老者睁开一只眼,瞟了他手中的矿石一眼,有意无意的说道:“小伙子眼光不错,这块地母玄金便收你三百块中品灵石。”
三百块中品灵石,这个价格对於地母玄金来说稍贵,不过也不是太离谱。
李天一没有还价,直接取出中品灵石放在柜檯上。
老者收了灵石,忽然又睁开另一只眼,意味深长地看了李天一一眼:“小友的眼光不错。”
李天一心中微凛,面上却露出一丝恰到好处的笑容:“晚辈正好缺一块地母玄金炼製法器,倒是让前辈见笑了。”

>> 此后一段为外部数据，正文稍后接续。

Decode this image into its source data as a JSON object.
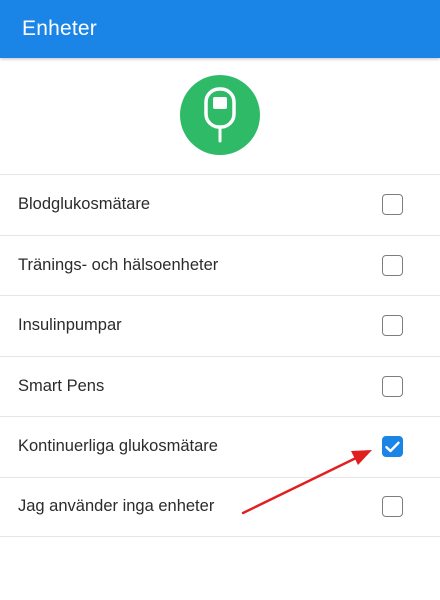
{
  "header": {
    "title": "Enheter",
    "color": "#1a85e6"
  },
  "device_icon": {
    "name": "glucose-meter-icon",
    "color": "#2fba68"
  },
  "devices": {
    "items": [
      {
        "label": "Blodglukosmätare",
        "checked": false
      },
      {
        "label": "Tränings- och hälsoenheter",
        "checked": false
      },
      {
        "label": "Insulinpumpar",
        "checked": false
      },
      {
        "label": "Smart Pens",
        "checked": false
      },
      {
        "label": "Kontinuerliga glukosmätare",
        "checked": true
      },
      {
        "label": "Jag använder inga enheter",
        "checked": false
      }
    ]
  },
  "annotation": {
    "arrow_color": "#e02020"
  }
}
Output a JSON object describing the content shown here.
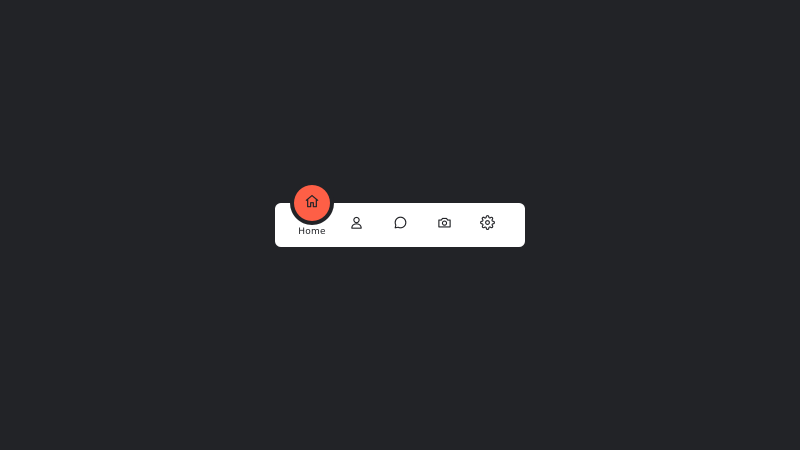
{
  "nav": {
    "active_index": 0,
    "items": [
      {
        "label": "Home",
        "icon": "home-icon"
      },
      {
        "label": "",
        "icon": "user-icon"
      },
      {
        "label": "",
        "icon": "message-icon"
      },
      {
        "label": "",
        "icon": "camera-icon"
      },
      {
        "label": "",
        "icon": "settings-icon"
      }
    ]
  },
  "colors": {
    "background": "#222327",
    "bar": "#ffffff",
    "accent": "#fe5f46",
    "icon": "#222327"
  }
}
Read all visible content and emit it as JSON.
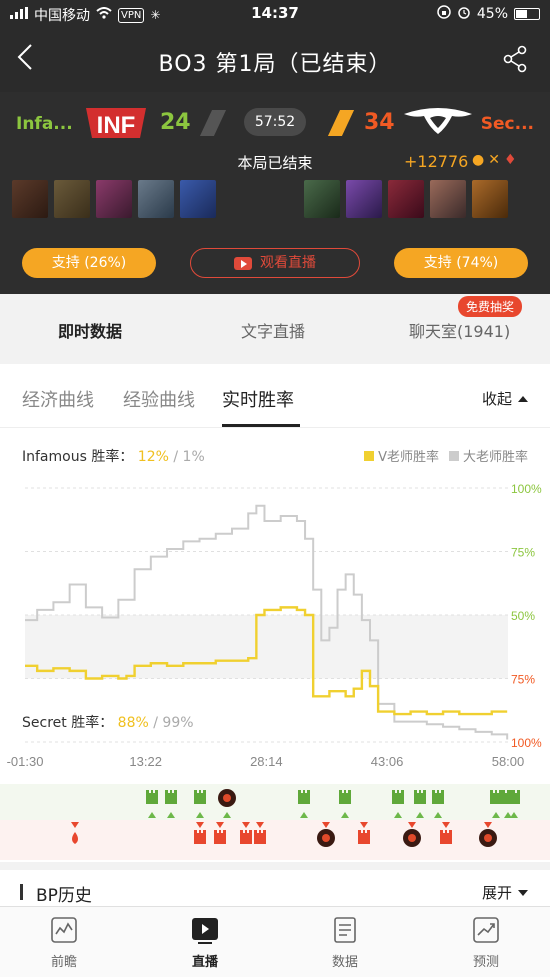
{
  "status_bar": {
    "carrier": "中国移动",
    "vpn": "VPN",
    "time": "14:37",
    "battery": "45%"
  },
  "header": {
    "title": "BO3   第1局（已结束）"
  },
  "match": {
    "team_a": {
      "name": "Infa...",
      "score": "24",
      "logo_text": "INF",
      "color": "#8cc63f"
    },
    "team_b": {
      "name": "Sec...",
      "score": "34",
      "color": "#f15a24"
    },
    "timer": "57:52",
    "status": "本局已结束",
    "gold_diff": "+12776",
    "support_a": "支持 (26%)",
    "support_b": "支持 (74%)",
    "watch_live": "观看直播"
  },
  "main_tabs": {
    "live_data": "即时数据",
    "text_live": "文字直播",
    "chat": "聊天室(1941)",
    "lottery_badge": "免费抽奖"
  },
  "sub_tabs": {
    "economy": "经济曲线",
    "experience": "经验曲线",
    "winrate": "实时胜率",
    "collapse": "收起"
  },
  "chart_head": {
    "team_a_label": "Infamous 胜率：",
    "team_a_v": "12%",
    "sep": " / ",
    "team_a_d": "1%",
    "team_b_label": "Secret 胜率：",
    "team_b_v": "88%",
    "team_b_d": "99%",
    "legend_v": "V老师胜率",
    "legend_d": "大老师胜率"
  },
  "chart_data": {
    "type": "line",
    "x_tick_labels": [
      "-01:30",
      "13:22",
      "28:14",
      "43:06",
      "58:00"
    ],
    "xlim": [
      -1.5,
      58.0
    ],
    "y_tick_labels": [
      "100%",
      "75%",
      "50%",
      "75%",
      "100%"
    ],
    "ylim": [
      0,
      100
    ],
    "series": [
      {
        "name": "V老师胜率",
        "color": "#f0d030",
        "x": [
          -1.5,
          0,
          2,
          4,
          6,
          8,
          10,
          11,
          12,
          14,
          16,
          18,
          20,
          22,
          24,
          26,
          27,
          28,
          30,
          32,
          33,
          34,
          36,
          38,
          39,
          40,
          41,
          42,
          44,
          46,
          48,
          50,
          52,
          54,
          56,
          57.9
        ],
        "y": [
          30,
          28,
          29,
          28,
          25,
          26,
          25,
          26,
          30,
          31,
          30,
          31,
          31,
          32,
          32,
          33,
          50,
          52,
          53,
          52,
          50,
          18,
          20,
          18,
          21,
          28,
          22,
          12,
          11,
          12,
          11,
          12,
          11,
          11,
          12,
          12
        ]
      },
      {
        "name": "大老师胜率",
        "color": "#cccccc",
        "x": [
          -1.5,
          0,
          2,
          4,
          6,
          8,
          10,
          12,
          14,
          16,
          18,
          20,
          22,
          24,
          26,
          27,
          28,
          30,
          32,
          33,
          34,
          35,
          36,
          37,
          38,
          39,
          40,
          41,
          42,
          44,
          46,
          48,
          50,
          52,
          54,
          56,
          57.9
        ],
        "y": [
          48,
          52,
          55,
          62,
          53,
          49,
          56,
          68,
          73,
          76,
          79,
          80,
          82,
          84,
          90,
          93,
          87,
          89,
          87,
          80,
          60,
          40,
          45,
          60,
          66,
          58,
          48,
          40,
          15,
          8,
          8,
          7,
          6,
          5,
          4,
          3,
          1
        ]
      }
    ],
    "grid": true,
    "legend": "top-right"
  },
  "event_row_a": [
    "tower",
    "tower",
    "tower",
    "tower",
    "roshan",
    "tower",
    "tower",
    "tower",
    "tower",
    "tower",
    "tower",
    "tower",
    "tower"
  ],
  "event_row_b": [
    "first-blood",
    "tower",
    "tower",
    "rax",
    "roshan",
    "tower",
    "roshan",
    "tower",
    "roshan"
  ],
  "bp": {
    "title": "BP历史",
    "expand": "展开"
  },
  "bottom_nav": {
    "preview": "前瞻",
    "live": "直播",
    "data": "数据",
    "predict": "预测"
  },
  "colors": {
    "dark_bg": "#2e2e2e",
    "accent": "#f5a623",
    "red": "#e04a3a",
    "green": "#8cc63f"
  }
}
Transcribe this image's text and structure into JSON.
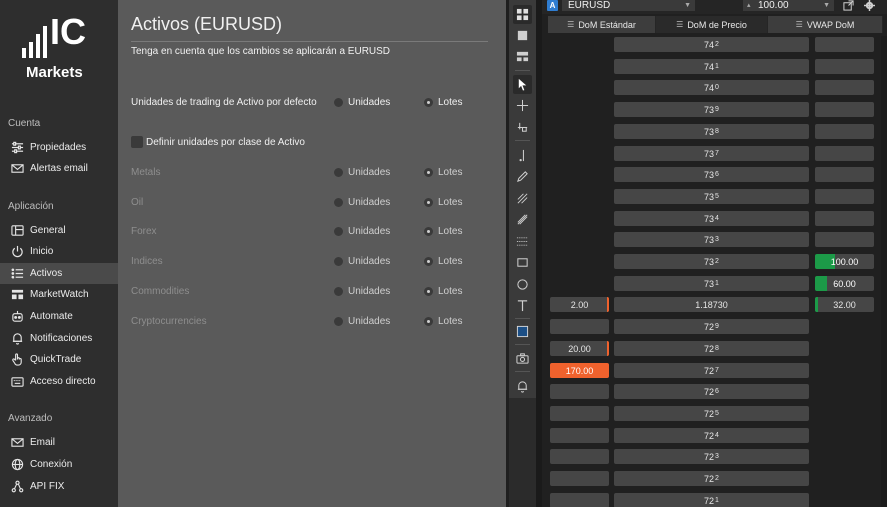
{
  "brand": {
    "logo_letters": "IC",
    "logo_word": "Markets"
  },
  "sidebar": {
    "sections": [
      {
        "label": "Cuenta"
      },
      {
        "label": "Aplicación"
      },
      {
        "label": "Avanzado"
      }
    ],
    "items": [
      {
        "label": "Propiedades",
        "icon": "sliders-icon"
      },
      {
        "label": "Alertas email",
        "icon": "envelope-icon"
      },
      {
        "label": "General",
        "icon": "window-icon"
      },
      {
        "label": "Inicio",
        "icon": "power-icon"
      },
      {
        "label": "Activos",
        "icon": "list-icon",
        "active": true
      },
      {
        "label": "MarketWatch",
        "icon": "marketwatch-icon"
      },
      {
        "label": "Automate",
        "icon": "robot-icon"
      },
      {
        "label": "Notificaciones",
        "icon": "bell-icon"
      },
      {
        "label": "QuickTrade",
        "icon": "hand-pointer-icon"
      },
      {
        "label": "Acceso directo",
        "icon": "keyboard-icon"
      },
      {
        "label": "Email",
        "icon": "email-icon"
      },
      {
        "label": "Conexión",
        "icon": "globe-icon"
      },
      {
        "label": "API FIX",
        "icon": "network-icon"
      }
    ]
  },
  "panel": {
    "title": "Activos (EURUSD)",
    "note": "Tenga en cuenta que los cambios se aplicarán a EURUSD",
    "default_row": {
      "label": "Unidades de trading de Activo por defecto",
      "opt1": "Unidades",
      "opt2": "Lotes",
      "selected": "Lotes"
    },
    "checkbox_label": "Definir unidades por clase de Activo",
    "classes": [
      {
        "label": "Metals",
        "opt1": "Unidades",
        "opt2": "Lotes"
      },
      {
        "label": "Oil",
        "opt1": "Unidades",
        "opt2": "Lotes"
      },
      {
        "label": "Forex",
        "opt1": "Unidades",
        "opt2": "Lotes"
      },
      {
        "label": "Indices",
        "opt1": "Unidades",
        "opt2": "Lotes"
      },
      {
        "label": "Commodities",
        "opt1": "Unidades",
        "opt2": "Lotes"
      },
      {
        "label": "Cryptocurrencies",
        "opt1": "Unidades",
        "opt2": "Lotes"
      }
    ]
  },
  "dom": {
    "symbol_badge": "A",
    "symbol": "EURUSD",
    "volume": "100.00",
    "tabs": [
      "DoM Estándar",
      "DoM de Precio",
      "VWAP DoM"
    ],
    "active_tab": 1,
    "rows": [
      {
        "price": "74",
        "sub": "2",
        "bid": "",
        "ask": ""
      },
      {
        "price": "74",
        "sub": "1",
        "bid": "",
        "ask": ""
      },
      {
        "price": "74",
        "sub": "0",
        "bid": "",
        "ask": ""
      },
      {
        "price": "73",
        "sub": "9",
        "bid": "",
        "ask": ""
      },
      {
        "price": "73",
        "sub": "8",
        "bid": "",
        "ask": ""
      },
      {
        "price": "73",
        "sub": "7",
        "bid": "",
        "ask": ""
      },
      {
        "price": "73",
        "sub": "6",
        "bid": "",
        "ask": ""
      },
      {
        "price": "73",
        "sub": "5",
        "bid": "",
        "ask": ""
      },
      {
        "price": "73",
        "sub": "4",
        "bid": "",
        "ask": ""
      },
      {
        "price": "73",
        "sub": "3",
        "bid": "",
        "ask": ""
      },
      {
        "price": "73",
        "sub": "2",
        "bid": "",
        "ask": "100.00"
      },
      {
        "price": "73",
        "sub": "1",
        "bid": "",
        "ask": "60.00"
      },
      {
        "price": "1.18730",
        "sub": "",
        "bid": "2.00",
        "ask": "32.00"
      },
      {
        "price": "72",
        "sub": "9",
        "bid": "",
        "ask": ""
      },
      {
        "price": "72",
        "sub": "8",
        "bid": "20.00",
        "ask": ""
      },
      {
        "price": "72",
        "sub": "7",
        "bid": "170.00",
        "ask": ""
      },
      {
        "price": "72",
        "sub": "6",
        "bid": "",
        "ask": ""
      },
      {
        "price": "72",
        "sub": "5",
        "bid": "",
        "ask": ""
      },
      {
        "price": "72",
        "sub": "4",
        "bid": "",
        "ask": ""
      },
      {
        "price": "72",
        "sub": "3",
        "bid": "",
        "ask": ""
      },
      {
        "price": "72",
        "sub": "2",
        "bid": "",
        "ask": ""
      },
      {
        "price": "72",
        "sub": "1",
        "bid": "",
        "ask": ""
      }
    ]
  },
  "colors": {
    "sell_accent": "#f0622d",
    "buy_accent": "#1c9a48",
    "symbol_badge": "#2f7dd1"
  }
}
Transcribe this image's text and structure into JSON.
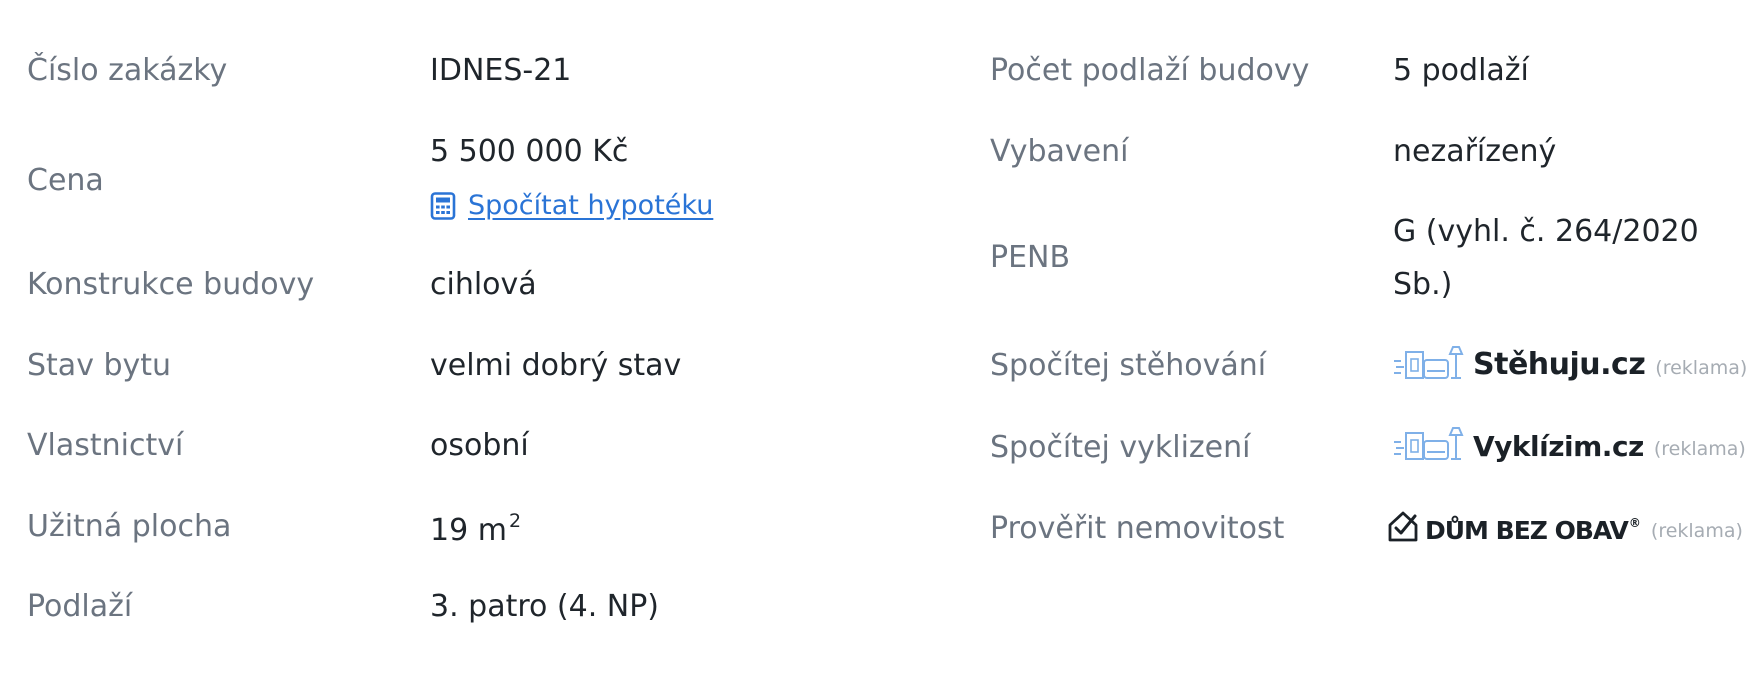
{
  "left": {
    "order_number": {
      "label": "Číslo zakázky",
      "value": "IDNES-21"
    },
    "price": {
      "label": "Cena",
      "value": "5 500 000 Kč",
      "link": "Spočítat hypotéku"
    },
    "construction": {
      "label": "Konstrukce budovy",
      "value": "cihlová"
    },
    "condition": {
      "label": "Stav bytu",
      "value": "velmi dobrý stav"
    },
    "ownership": {
      "label": "Vlastnictví",
      "value": "osobní"
    },
    "area": {
      "label": "Užitná plocha",
      "value": "19 m",
      "unit_sup": "2"
    },
    "floor": {
      "label": "Podlaží",
      "value": "3. patro (4. NP)"
    }
  },
  "right": {
    "building_floors": {
      "label": "Počet podlaží budovy",
      "value": "5 podlaží"
    },
    "furnishing": {
      "label": "Vybavení",
      "value": "nezařízený"
    },
    "penb": {
      "label": "PENB",
      "value_line1": "G (vyhl. č. 264/2020",
      "value_line2": "Sb.)"
    },
    "moving": {
      "label": "Spočítej stěhování",
      "brand": "Stěhuju.cz",
      "note": "(reklama)"
    },
    "clearing": {
      "label": "Spočítej vyklizení",
      "brand": "Vyklízim.cz",
      "note": "(reklama)"
    },
    "verify": {
      "label": "Prověřit nemovitost",
      "brand": "DŮM BEZ OBAV",
      "reg": "®",
      "note": "(reklama)"
    }
  },
  "colors": {
    "label": "#6b7480",
    "value": "#1f252b",
    "link": "#2a74d6",
    "ad_icon": "#7fb0e8",
    "note": "#a6acb3"
  },
  "icons": [
    "calculator-icon",
    "moving-van-icon",
    "moving-van-icon",
    "house-check-icon"
  ]
}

“是吗?”老者不置可否地哼了一声,又眯起了眼睛,似乎对什么都提不起兴趣。
李天一將矿石收入储物戒,与玄易对视一眼,两人便告辞离开了古宝斋。
走出铺子十余丈后,玄易方才低声问道:“李道友,那位前辈……”
“是一位灵界极高的剑修。”李天一的声音极低,“那字跡中的剑意极为高深,恐怕对方展露出的境界只是对方想让我们看到的。”
玄易的脸色微微一变,下意识地回头看了一眼那家不起眼的小铺子。
这种存在放在中土任何一个宗门都是老祖级別的人物,竟然窝在落云集开一间破铺子?
“走吧,不必多想了。前辈既然隱居於市,自有他的道理,与我们无关。”李天一道。
玄易点了点头,压下心中的震惊,二人又在落云集中逛了大半个时辰,李天一又买了几样灵药和炼器材料,这才寻了一家客栈住下。
关上房门,布下隔绝神识的禁制之后,李天一迫不及待地將那块地母玄金矿石和暗金色鳞片一同取了出来。
他將矿石托在掌心,一缕精纯的法力缓缓注入其中。
地母玄金矿石的外壳在法力的侵蚀下开始一层层剥落,细碎的石屑簌簌而下。
李天一控制著力道,小心翼翼地剥离著外壳,生怕伤到里面藏著的东西。
隨著外层的石壳越来越薄,一抹暗褐色的光泽终於从矿石深处透了出来。
当最后一层石壳被剥离,一枚拳头大小的褐色石头静静地躺在他的掌心之中。
这块石头通体呈深褐色,表面粗糙却隱隱泛著一层极淡的光泽。
它的质地极其坚硬,李天一用神识探入,依旧如同泥牛入海,根本探不进去分毫。
但这一次他能够清晰地感觉到,石头內部蕴含著一股极为精纯而古老的力量——这股力量与鳞片上传出的气息,竟然隱隱同源。
而当褐色石头与暗金色鳞片同放一处时,变化发生了。
那枚沉寂了不知多少年的暗金色鳞片,忽然剧烈地颤抖起来,表面那些古老的纹路骤然亮起,散发出一种古朴而深邃的光芒。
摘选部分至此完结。